Galleries are accessed from the main corridor, depicting life before, during, and after the war. 
I read The Diary of a Young Girl by Anne Frank for the first time at age eleven, younger than Anne was when she began writing it at thirteen, just as she and her family were forced to go into hiding during World War II. The book had a profound impact on me, and so did the experience of entering 'her room' all these years later. The photo of Miep Gies, taken on her wedding day, surprised me by revealing a stylish, young woman. Miep worked in the Amsterdam office of Anne's father, Otto, and was a friend to the family. For over two years, as eight people hid from the Nazis, Miep bravely risked her life to supply food and provisions - until the group's arrest and deportation one August morning. Miep found Anne's diary on the floor later that day and luckily, she put it in her desk without reading it. Anne named Miep and the four others who helped hide them; had Miep known that, she would have been obligated to destroy the dangerous evidence. 
The war may have altered or even ended the lives of musicians, but the music played on.
Life after liberation brought its own complex issues. Russians liberated Auschwitz on January 27, 1945, and Allied troops followed. But these soldiers were unprepared and ill-equipped to deal with victims' overwhelming physical and psychological needs.

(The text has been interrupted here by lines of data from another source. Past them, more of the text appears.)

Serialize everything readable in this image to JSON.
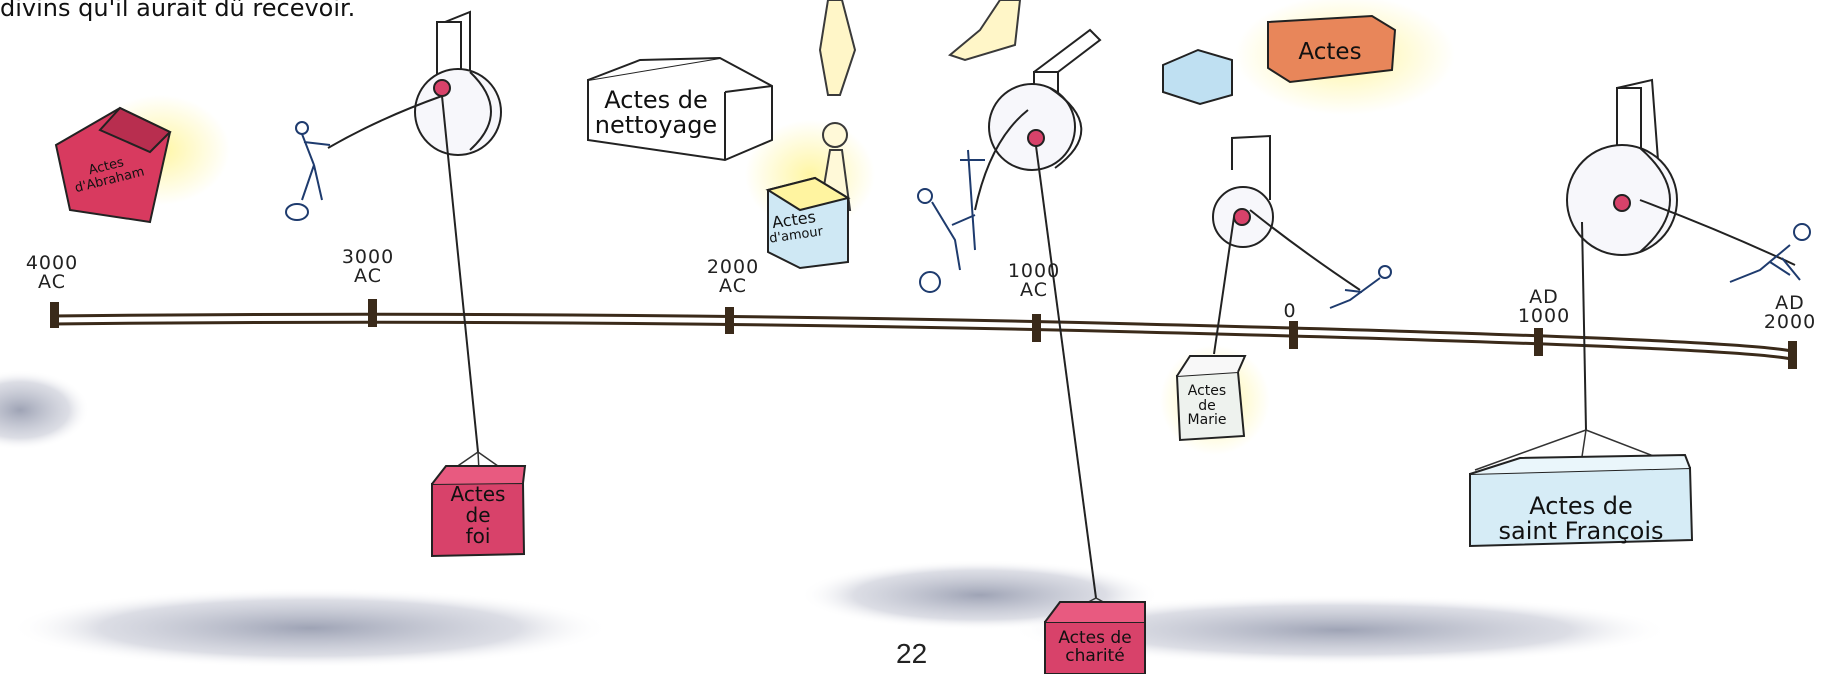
{
  "intro_text": "divins qu'il aurait dû recevoir.",
  "page_number": "22",
  "timeline": {
    "marks": [
      {
        "line1": "4000",
        "line2": "AC"
      },
      {
        "line1": "3000",
        "line2": "AC"
      },
      {
        "line1": "2000",
        "line2": "AC"
      },
      {
        "line1": "1000",
        "line2": "AC"
      },
      {
        "line1": "0",
        "line2": ""
      },
      {
        "line1": "AD",
        "line2": "1000"
      },
      {
        "line1": "AD",
        "line2": "2000"
      }
    ]
  },
  "boxes": {
    "abraham": {
      "line1": "Actes",
      "line2": "d'Abraham",
      "color": "#d83a5f"
    },
    "nettoyage": {
      "line1": "Actes de",
      "line2": "nettoyage",
      "color": "#ffffff"
    },
    "amour": {
      "line1": "Actes",
      "line2": "d'amour",
      "color": "#cfe8f4"
    },
    "actes": {
      "line1": "Actes",
      "color": "#e8865a"
    },
    "foi": {
      "line1": "Actes",
      "line2": "de",
      "line3": "foi",
      "color": "#d8426a"
    },
    "marie": {
      "line1": "Actes",
      "line2": "de",
      "line3": "Marie",
      "color": "#eef2ee"
    },
    "charite": {
      "line1": "Actes de",
      "line2": "charité",
      "color": "#d8426a"
    },
    "francois": {
      "line1": "Actes de",
      "line2": "saint François",
      "color": "#d6ecf6"
    }
  }
}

Below, a soldier's heart wrenching letter tries to put into words the apocalyptic conditions they witnessed.



This scale model of the Sobibor extermination camp was created from memory by Thomas Blatt, one of the planners of the largely unknown Sobibor uprising and escape attempt:
600 people participated, half were killed, and of the remaining 300, only 50 survived. Shortly thereafter the camp was bulldozed, but Mr. Blatt estimated that 250,000 were put to death prior to its demise. "People in a concentration camp had about a 25 percent chance of survival," he said. "At an extermination camp, those chances were virtually zero."

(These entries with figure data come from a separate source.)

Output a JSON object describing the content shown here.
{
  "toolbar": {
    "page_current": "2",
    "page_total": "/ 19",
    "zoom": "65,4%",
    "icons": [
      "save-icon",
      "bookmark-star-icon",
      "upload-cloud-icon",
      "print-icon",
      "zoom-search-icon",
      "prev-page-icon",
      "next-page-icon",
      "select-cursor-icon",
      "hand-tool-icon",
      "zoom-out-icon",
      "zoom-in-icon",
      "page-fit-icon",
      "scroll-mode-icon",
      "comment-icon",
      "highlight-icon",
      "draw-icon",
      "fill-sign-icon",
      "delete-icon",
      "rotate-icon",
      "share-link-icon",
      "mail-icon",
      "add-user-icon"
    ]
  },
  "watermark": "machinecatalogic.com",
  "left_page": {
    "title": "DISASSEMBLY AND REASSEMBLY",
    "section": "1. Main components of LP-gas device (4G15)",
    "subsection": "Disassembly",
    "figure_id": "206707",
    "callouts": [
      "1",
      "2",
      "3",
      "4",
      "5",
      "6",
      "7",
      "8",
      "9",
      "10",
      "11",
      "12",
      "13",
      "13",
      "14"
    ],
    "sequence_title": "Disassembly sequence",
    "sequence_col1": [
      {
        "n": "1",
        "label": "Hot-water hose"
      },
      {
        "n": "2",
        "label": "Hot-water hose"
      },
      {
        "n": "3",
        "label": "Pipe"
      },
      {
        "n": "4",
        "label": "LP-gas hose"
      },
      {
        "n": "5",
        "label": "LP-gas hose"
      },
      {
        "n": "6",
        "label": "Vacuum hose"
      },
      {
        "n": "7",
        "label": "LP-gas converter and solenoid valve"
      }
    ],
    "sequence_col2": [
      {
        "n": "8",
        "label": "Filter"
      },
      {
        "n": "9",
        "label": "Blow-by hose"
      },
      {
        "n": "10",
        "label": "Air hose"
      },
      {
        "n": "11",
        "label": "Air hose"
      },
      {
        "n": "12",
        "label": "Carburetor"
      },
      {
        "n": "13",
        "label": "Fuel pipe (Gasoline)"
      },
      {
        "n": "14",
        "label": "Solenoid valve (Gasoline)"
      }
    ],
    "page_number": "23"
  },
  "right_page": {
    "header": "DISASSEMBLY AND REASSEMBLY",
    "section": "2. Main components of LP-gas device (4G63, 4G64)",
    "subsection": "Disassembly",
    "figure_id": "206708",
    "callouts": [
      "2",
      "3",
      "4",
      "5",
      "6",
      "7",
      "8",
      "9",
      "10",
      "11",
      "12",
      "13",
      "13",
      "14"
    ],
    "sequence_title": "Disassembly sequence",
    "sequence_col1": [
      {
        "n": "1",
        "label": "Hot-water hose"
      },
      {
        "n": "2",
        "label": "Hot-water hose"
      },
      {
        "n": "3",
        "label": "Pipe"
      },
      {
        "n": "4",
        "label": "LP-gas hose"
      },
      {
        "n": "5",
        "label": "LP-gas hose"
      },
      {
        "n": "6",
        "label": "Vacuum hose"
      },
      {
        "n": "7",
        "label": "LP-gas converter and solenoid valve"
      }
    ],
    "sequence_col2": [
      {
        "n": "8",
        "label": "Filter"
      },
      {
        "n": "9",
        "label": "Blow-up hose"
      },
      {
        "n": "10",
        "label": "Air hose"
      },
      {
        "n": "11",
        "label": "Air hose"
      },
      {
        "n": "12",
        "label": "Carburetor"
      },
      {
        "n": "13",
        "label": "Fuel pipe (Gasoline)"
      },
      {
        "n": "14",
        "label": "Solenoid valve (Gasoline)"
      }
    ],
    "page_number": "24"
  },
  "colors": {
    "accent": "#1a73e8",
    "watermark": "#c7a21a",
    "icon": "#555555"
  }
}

In the course of his escape, Mr. Blatt fell and was caught under the barbed wire fencing that collapsed with the chaos of guns, guards and fleeing prisoners. Being trapped actually saved his life, as those running ahead of him were blown up by buried land mines. He struggled out of his coat and bolted into the forest where he and the other escapees successfully hid from Nazi search parties.

As our guide explained the Sobibor layout, this haunting photo of the men behind him seemed to come to life. Imagine them in other clothing, in a different time and setting. They could be loved ones, celebrities or athletes we admire. They could be us.
 

Genocide still exists today, a fact that brings to mind a quote from Miep Gies: "I certainly think that another Holocaust can happen again. It did already occur; think of Cambodia, Rwanda, and Bosnia." But she also had a message for young people before she died at age 100: "Children who use the Internet are much better informed than when I was young. Use this to your advantage."

Now we arrive at the deepest and darkest part of the museum, low ceilings, low light, with deathly prison suits limply hanging. Monitors representing eighteen different concentration camps deliver sordid information that we need to know - so that we don't forget.  
Mournfully, on the screens of each monitor, stories from survivors unfold.